拝啓、保護猫のハナ殿
ある日どこからともなく突然夫の畑に来た、野良猫のはなちゃん。
忘れもしない2022年、2月22日。
仕事から帰宅途中の夫から一本の電話
「あかん、帰られへん」
「何?事故?」と思いきや、夫が帰ろうと車に乗ったら、いつも来ている野良猫が一緒に乗り込もうとする。
「あかんあかん」と押し戻したら、今度はボンネットに寝転がる。

降ろしたら「連れて帰らないなら、ひいて帰れ」とばかりに、車の前に寝転がる。
抱き上げたら「ニャー」と、か細い声を出して、両手で夫の顔を包み込んでくるという。
「どうしよう」の言葉に「あかんって!私、動物飼ったことないし、苦手やし」
そんな言葉むなしく翌日彼女はやってきた。
力ずつで我が家に来たことを申し訳なく思っているのか、一日の大半を夫の部屋の本棚の下でひっそりと過ごすはなちゃん。
私だけがリビングにいると、遠回りしてリビングをなるべく通らないようにしてトイレに向かう。

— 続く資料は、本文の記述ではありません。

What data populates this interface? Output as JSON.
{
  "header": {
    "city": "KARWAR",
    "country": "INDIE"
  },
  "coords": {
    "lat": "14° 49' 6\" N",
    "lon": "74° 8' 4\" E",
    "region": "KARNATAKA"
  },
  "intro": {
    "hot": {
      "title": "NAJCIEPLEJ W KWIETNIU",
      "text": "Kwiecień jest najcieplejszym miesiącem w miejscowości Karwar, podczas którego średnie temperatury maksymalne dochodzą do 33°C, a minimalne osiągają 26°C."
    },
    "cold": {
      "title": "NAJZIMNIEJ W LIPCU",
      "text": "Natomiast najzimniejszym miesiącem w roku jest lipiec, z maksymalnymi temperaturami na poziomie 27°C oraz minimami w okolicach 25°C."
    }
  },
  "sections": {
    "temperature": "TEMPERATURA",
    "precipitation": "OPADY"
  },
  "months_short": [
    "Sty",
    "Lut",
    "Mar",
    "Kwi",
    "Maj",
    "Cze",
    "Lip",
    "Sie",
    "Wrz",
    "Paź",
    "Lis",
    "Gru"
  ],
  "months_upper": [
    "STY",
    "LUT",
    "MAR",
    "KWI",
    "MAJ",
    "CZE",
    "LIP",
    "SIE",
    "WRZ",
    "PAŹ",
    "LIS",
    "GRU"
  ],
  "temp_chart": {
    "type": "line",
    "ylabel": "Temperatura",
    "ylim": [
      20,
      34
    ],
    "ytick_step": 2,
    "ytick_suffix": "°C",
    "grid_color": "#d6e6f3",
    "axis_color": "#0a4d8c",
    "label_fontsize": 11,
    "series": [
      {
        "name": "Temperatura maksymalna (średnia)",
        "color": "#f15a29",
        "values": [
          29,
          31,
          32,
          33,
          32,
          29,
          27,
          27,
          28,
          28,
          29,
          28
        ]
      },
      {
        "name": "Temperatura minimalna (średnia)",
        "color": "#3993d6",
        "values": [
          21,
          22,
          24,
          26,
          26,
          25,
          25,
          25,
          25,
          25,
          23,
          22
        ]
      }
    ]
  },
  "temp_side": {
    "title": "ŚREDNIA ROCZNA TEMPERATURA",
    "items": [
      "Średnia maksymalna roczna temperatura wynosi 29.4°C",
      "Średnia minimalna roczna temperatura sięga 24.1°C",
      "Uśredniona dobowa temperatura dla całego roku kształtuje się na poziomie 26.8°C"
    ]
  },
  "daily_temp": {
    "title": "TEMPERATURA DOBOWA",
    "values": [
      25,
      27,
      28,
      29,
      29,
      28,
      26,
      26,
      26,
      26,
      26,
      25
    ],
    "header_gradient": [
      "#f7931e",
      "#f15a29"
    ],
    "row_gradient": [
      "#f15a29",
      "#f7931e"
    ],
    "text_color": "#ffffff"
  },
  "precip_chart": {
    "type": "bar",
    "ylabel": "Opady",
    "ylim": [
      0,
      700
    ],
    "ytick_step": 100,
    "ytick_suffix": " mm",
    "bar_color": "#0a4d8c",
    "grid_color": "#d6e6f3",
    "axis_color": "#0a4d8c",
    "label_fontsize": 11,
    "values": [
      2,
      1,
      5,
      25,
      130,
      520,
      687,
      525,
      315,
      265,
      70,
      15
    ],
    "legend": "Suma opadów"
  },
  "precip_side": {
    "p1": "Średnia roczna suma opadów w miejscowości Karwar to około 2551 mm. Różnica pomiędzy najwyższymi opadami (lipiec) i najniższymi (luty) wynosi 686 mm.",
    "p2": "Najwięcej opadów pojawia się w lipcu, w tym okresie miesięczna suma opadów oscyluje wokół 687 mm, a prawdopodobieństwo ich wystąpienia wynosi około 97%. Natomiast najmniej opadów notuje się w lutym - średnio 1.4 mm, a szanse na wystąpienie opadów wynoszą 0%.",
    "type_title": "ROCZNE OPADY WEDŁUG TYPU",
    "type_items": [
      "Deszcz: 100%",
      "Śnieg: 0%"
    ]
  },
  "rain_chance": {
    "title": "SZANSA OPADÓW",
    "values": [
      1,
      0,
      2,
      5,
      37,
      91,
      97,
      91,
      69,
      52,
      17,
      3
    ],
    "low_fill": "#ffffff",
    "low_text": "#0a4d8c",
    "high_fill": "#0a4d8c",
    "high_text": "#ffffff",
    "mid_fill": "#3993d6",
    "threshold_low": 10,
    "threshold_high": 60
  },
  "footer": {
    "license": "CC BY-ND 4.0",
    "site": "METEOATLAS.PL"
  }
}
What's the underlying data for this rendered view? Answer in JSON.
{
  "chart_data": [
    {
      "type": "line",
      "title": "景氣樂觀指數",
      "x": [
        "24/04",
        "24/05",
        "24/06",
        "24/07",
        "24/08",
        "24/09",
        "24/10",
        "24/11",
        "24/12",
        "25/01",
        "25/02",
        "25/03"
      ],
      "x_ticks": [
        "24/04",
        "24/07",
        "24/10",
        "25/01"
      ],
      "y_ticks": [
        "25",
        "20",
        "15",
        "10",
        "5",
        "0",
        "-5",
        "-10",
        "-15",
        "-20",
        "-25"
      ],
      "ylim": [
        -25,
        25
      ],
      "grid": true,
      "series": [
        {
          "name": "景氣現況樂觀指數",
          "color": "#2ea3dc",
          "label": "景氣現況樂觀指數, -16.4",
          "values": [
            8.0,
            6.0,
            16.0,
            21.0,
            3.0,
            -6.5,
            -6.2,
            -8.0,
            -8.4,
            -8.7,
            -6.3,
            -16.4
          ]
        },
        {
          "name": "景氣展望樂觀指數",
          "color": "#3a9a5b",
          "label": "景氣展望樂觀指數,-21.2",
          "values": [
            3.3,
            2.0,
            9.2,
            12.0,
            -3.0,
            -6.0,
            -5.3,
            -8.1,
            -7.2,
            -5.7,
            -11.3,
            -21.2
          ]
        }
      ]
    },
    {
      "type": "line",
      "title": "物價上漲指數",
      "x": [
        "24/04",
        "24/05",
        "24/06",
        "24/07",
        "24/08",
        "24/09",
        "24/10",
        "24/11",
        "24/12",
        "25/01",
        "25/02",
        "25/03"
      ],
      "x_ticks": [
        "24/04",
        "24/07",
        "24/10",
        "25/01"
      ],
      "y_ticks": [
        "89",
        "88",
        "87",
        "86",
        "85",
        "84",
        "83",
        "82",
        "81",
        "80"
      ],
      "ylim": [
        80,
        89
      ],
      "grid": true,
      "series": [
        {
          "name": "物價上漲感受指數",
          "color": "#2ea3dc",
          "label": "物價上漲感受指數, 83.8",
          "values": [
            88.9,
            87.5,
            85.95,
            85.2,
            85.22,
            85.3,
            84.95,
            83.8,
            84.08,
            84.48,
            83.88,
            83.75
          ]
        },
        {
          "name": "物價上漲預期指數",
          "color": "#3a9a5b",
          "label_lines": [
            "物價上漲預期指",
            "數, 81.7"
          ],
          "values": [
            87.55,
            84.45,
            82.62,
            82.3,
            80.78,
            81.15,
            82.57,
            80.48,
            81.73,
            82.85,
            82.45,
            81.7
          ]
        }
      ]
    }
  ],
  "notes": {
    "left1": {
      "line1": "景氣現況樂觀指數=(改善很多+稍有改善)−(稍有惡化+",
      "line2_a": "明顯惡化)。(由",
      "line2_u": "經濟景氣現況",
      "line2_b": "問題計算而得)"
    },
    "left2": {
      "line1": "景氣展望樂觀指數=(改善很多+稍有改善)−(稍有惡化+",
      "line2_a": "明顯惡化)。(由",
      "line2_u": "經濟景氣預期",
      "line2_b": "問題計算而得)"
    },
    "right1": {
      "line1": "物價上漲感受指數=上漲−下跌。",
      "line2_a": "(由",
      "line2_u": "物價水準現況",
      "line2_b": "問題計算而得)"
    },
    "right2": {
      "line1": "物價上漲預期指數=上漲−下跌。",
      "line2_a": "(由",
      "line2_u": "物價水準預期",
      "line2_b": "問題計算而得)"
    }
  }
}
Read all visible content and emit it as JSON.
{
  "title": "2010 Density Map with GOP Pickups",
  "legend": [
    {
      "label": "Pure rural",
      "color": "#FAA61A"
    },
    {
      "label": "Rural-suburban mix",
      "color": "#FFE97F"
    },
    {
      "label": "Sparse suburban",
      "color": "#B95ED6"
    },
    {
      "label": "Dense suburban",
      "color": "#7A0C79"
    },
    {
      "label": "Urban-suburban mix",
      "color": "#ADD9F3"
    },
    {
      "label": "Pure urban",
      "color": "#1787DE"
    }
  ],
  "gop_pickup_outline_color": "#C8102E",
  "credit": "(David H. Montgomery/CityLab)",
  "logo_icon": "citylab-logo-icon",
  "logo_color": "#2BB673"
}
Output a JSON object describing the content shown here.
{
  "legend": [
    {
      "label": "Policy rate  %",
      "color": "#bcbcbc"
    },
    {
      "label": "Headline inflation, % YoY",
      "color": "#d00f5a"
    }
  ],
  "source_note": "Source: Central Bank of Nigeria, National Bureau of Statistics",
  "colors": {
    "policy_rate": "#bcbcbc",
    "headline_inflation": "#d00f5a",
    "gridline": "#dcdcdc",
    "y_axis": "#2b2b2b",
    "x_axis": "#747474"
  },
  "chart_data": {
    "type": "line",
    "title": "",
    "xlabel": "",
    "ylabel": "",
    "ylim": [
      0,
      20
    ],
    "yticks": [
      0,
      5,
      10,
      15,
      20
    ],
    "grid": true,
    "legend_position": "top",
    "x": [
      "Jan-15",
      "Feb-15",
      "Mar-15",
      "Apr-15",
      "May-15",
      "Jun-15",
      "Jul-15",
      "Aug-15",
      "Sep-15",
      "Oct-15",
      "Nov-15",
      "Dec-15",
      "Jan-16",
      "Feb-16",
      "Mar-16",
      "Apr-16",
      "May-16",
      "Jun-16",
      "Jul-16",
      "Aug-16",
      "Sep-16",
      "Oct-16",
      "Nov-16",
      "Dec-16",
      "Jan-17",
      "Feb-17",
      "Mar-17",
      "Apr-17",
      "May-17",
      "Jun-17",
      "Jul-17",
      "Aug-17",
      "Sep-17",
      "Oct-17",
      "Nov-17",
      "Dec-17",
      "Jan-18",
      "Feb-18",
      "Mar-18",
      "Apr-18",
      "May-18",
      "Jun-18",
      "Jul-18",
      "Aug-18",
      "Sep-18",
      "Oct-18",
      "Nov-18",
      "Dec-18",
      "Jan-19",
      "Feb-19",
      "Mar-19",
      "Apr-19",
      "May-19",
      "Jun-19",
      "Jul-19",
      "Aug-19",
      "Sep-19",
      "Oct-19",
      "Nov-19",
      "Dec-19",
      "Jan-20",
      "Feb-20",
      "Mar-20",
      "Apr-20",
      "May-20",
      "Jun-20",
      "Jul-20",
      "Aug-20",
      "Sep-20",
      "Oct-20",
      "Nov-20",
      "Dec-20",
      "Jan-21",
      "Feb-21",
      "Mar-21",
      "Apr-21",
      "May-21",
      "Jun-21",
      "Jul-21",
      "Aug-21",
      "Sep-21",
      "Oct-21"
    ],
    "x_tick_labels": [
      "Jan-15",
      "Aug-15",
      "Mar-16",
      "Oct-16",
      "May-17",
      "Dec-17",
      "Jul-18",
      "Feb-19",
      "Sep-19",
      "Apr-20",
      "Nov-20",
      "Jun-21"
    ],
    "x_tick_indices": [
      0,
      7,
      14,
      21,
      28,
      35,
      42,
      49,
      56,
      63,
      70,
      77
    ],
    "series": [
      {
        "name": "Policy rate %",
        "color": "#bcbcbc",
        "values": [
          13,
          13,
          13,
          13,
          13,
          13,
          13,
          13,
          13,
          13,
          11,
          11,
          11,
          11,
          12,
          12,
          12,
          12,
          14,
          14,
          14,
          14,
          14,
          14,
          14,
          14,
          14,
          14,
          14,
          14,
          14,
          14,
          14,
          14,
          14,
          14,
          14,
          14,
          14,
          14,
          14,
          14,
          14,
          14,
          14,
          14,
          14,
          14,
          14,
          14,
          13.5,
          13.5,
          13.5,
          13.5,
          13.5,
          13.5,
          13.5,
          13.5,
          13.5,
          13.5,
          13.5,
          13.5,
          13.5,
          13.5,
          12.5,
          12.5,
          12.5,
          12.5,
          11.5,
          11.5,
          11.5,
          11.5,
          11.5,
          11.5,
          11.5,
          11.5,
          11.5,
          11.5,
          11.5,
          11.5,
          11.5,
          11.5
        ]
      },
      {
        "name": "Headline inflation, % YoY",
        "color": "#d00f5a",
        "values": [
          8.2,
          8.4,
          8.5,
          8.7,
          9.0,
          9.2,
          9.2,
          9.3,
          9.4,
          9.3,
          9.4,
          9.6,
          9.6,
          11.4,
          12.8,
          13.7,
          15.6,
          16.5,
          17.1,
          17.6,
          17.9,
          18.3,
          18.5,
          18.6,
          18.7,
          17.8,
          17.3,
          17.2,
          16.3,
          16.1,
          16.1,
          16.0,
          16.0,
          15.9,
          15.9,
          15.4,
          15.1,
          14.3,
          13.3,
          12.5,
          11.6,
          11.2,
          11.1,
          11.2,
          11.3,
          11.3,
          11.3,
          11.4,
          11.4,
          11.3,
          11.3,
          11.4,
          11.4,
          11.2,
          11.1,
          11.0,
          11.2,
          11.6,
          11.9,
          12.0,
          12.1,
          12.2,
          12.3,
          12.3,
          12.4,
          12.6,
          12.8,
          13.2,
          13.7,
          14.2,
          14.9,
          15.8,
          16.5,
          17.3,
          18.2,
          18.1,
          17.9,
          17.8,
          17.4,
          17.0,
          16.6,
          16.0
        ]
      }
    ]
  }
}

そうしてお互いを気遣い、少しずつ距離が縮まり、はなちゃん自身も抱っこされたり、膝に乗ったりするのが苦手なタイプのようで
程よい距離感を保った日々が過ぎていった。
そして私の中で少しずつ変化が。
三か月後、親戚が飼っている犬を無心でなでている私を見て親が驚愕。
五か月後、動物園に行くとすべての動物がはなちゃんに見える化現象が起きる。
半年後、夏のある日職場にゴキブリ出現。
「ギャー!」といつもは猛ダッシュで逃げる私が「あっ!」と思ったまま、凝視。
動く触覚を見ていたら「ああ、この子もはなちゃんのように一生懸命に生きているんだな」となんとなく慈しみの感情で心が満たされる自分に気づく。
猫を飼うことでまさか、虫への恐怖心も緩和させてくれるとは。
44年生きていて、初めて生き物への(私も生き物だけど)免疫がついたのだ。
はなちゃん、あなたが我が家に来て以来、私の中で大きな変化が起きている。
保護猫を保護して保護されたのは、私の方だった。
きっと自分では選択しなかった人生、知らなかったであろう日々。
はなちゃん、あなたの強引さは私の喜びも連れてきてくれました。
これからも、長生きしていつまでものんびりと我が家で過ごしてください。
追伸:焼魚を焼くときはもう少し静かにね。